Now, as I write, I can hear Theo snoring softly. It’s 9pm and I’m drinking a hot cup of tea. He is the most content little boy I have ever known, and it’s often commented on. He sleeps for between 10 and 12 hours every single night, which means I have ‘me’ time again. Time to shower, or have a nice soak in the bath. Time to drink as many hot cups of tea as I fancy. Time to catch up with friends. Yet, most nights, I find myself staring at my beautiful son as he sleeps, wondering what he’s dreaming about and asking myself how and when he got so big. I can’t help but feel a pang of sadness when I think about my freedom. Okay, right now things are very different. We’re living through a pandemic and ‘freedom’ means something a little bit different these days. But still, my heart aches for just how quickly my baby is growing up. Those newborn days, those all-consuming, intense, overwhelming newborn days, are gone in the blink of an eye. I wish I’d embraced the challenging moments with the same joy that I felt with every fibre of my being in all the lovely, cushy moments.

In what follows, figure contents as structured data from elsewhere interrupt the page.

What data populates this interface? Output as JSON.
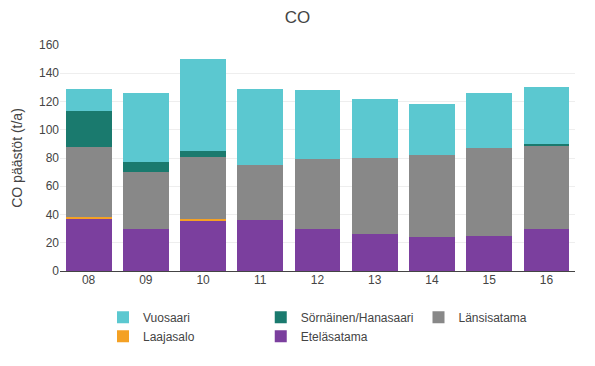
{
  "chart_data": {
    "type": "bar",
    "stacked": true,
    "title": "CO",
    "ylabel": "CO päästöt (t/a)",
    "categories": [
      "08",
      "09",
      "10",
      "11",
      "12",
      "13",
      "14",
      "15",
      "16"
    ],
    "series": [
      {
        "name": "Eteläsatama",
        "color": "#7b3f9e",
        "values": [
          37,
          30,
          36,
          36,
          30,
          26,
          24,
          25,
          30
        ]
      },
      {
        "name": "Laajasalo",
        "color": "#f4a124",
        "values": [
          1,
          0,
          1,
          0,
          0,
          0,
          0,
          0,
          0
        ]
      },
      {
        "name": "Länsisatama",
        "color": "#888888",
        "values": [
          50,
          40,
          44,
          39,
          49,
          54,
          58,
          62,
          59
        ]
      },
      {
        "name": "Sörnäinen/Hanasaari",
        "color": "#1a7a6e",
        "values": [
          25,
          7,
          4,
          0,
          0,
          0,
          0,
          0,
          1
        ]
      },
      {
        "name": "Vuosaari",
        "color": "#5bc8d0",
        "values": [
          16,
          49,
          65,
          54,
          49,
          42,
          36,
          39,
          40
        ]
      }
    ],
    "ylim": [
      0,
      160
    ],
    "yticks": [
      0,
      20,
      40,
      60,
      80,
      100,
      120,
      140,
      160
    ],
    "grid": true,
    "legend": "bottom"
  }
}
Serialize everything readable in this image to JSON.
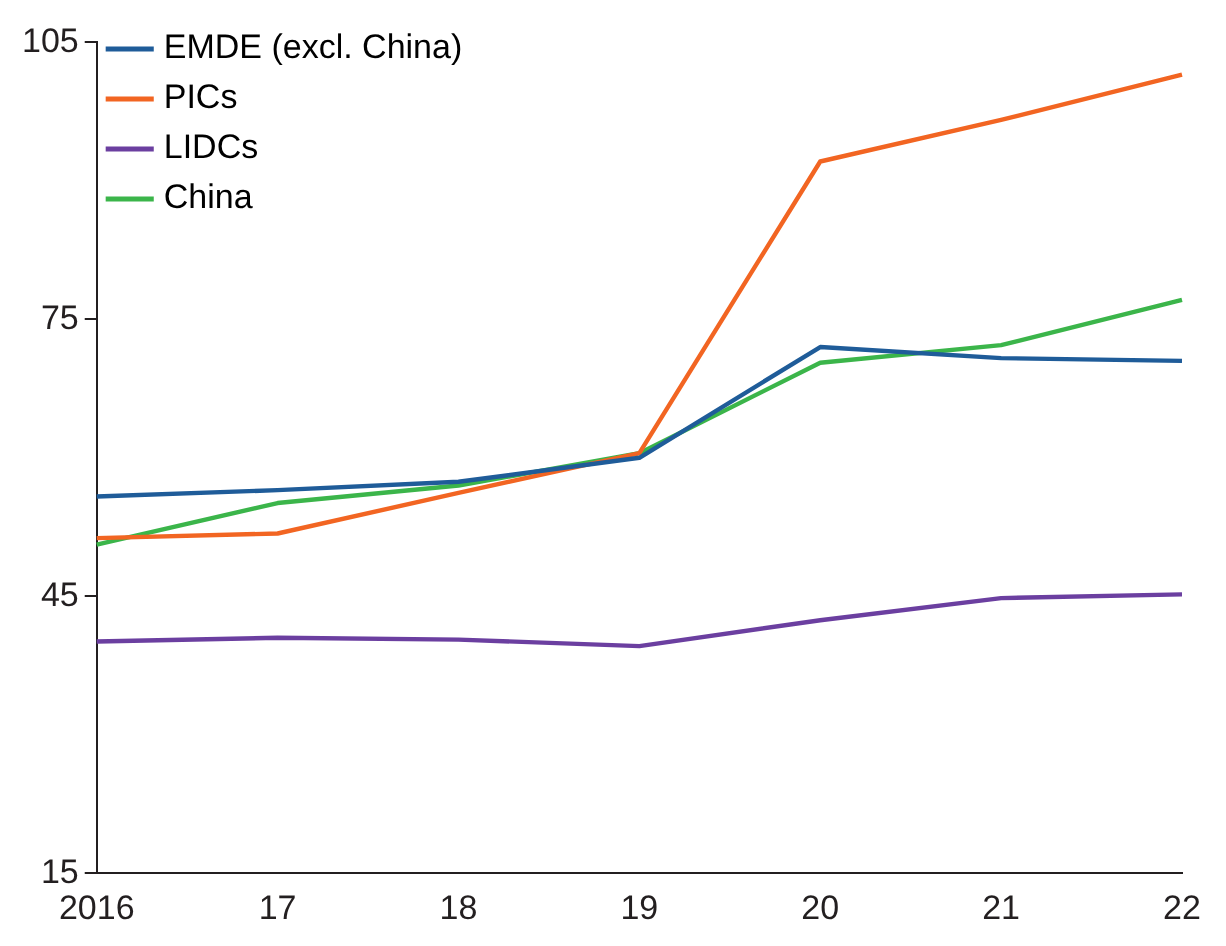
{
  "chart_data": {
    "type": "line",
    "categories": [
      "2016",
      "17",
      "18",
      "19",
      "20",
      "21",
      "22"
    ],
    "series": [
      {
        "name": "EMDE (excl. China)",
        "color": "#1f5c99",
        "values": [
          55.8,
          56.5,
          57.4,
          60.0,
          72.0,
          70.8,
          70.5
        ]
      },
      {
        "name": "PICs",
        "color": "#f26522",
        "values": [
          51.3,
          51.8,
          56.2,
          60.5,
          92.1,
          96.6,
          101.5
        ]
      },
      {
        "name": "LIDCs",
        "color": "#6b3fa0",
        "values": [
          40.1,
          40.5,
          40.3,
          39.6,
          42.4,
          44.8,
          45.2
        ]
      },
      {
        "name": "China",
        "color": "#3bb54a",
        "values": [
          50.6,
          55.1,
          57.0,
          60.5,
          70.3,
          72.2,
          77.1
        ]
      }
    ],
    "ylim": [
      15,
      105
    ],
    "yticks": [
      15,
      45,
      75,
      105
    ],
    "grid": false,
    "legend": "top left",
    "marker": "none",
    "line_style": "solid"
  }
}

Being a new mum is tough. It’s isolating, exhausting, hard. But if I could go back and start all over again, I would. If you’re a new or expectant mummy, I really hope you’ll find some comfort in my experience. Motherhood is not for the faint of heart, but it truly is the most wonderful, rewarding experience you will ever go through. Grab every second with both hands and embrace the beautiful journey in ALL its glory.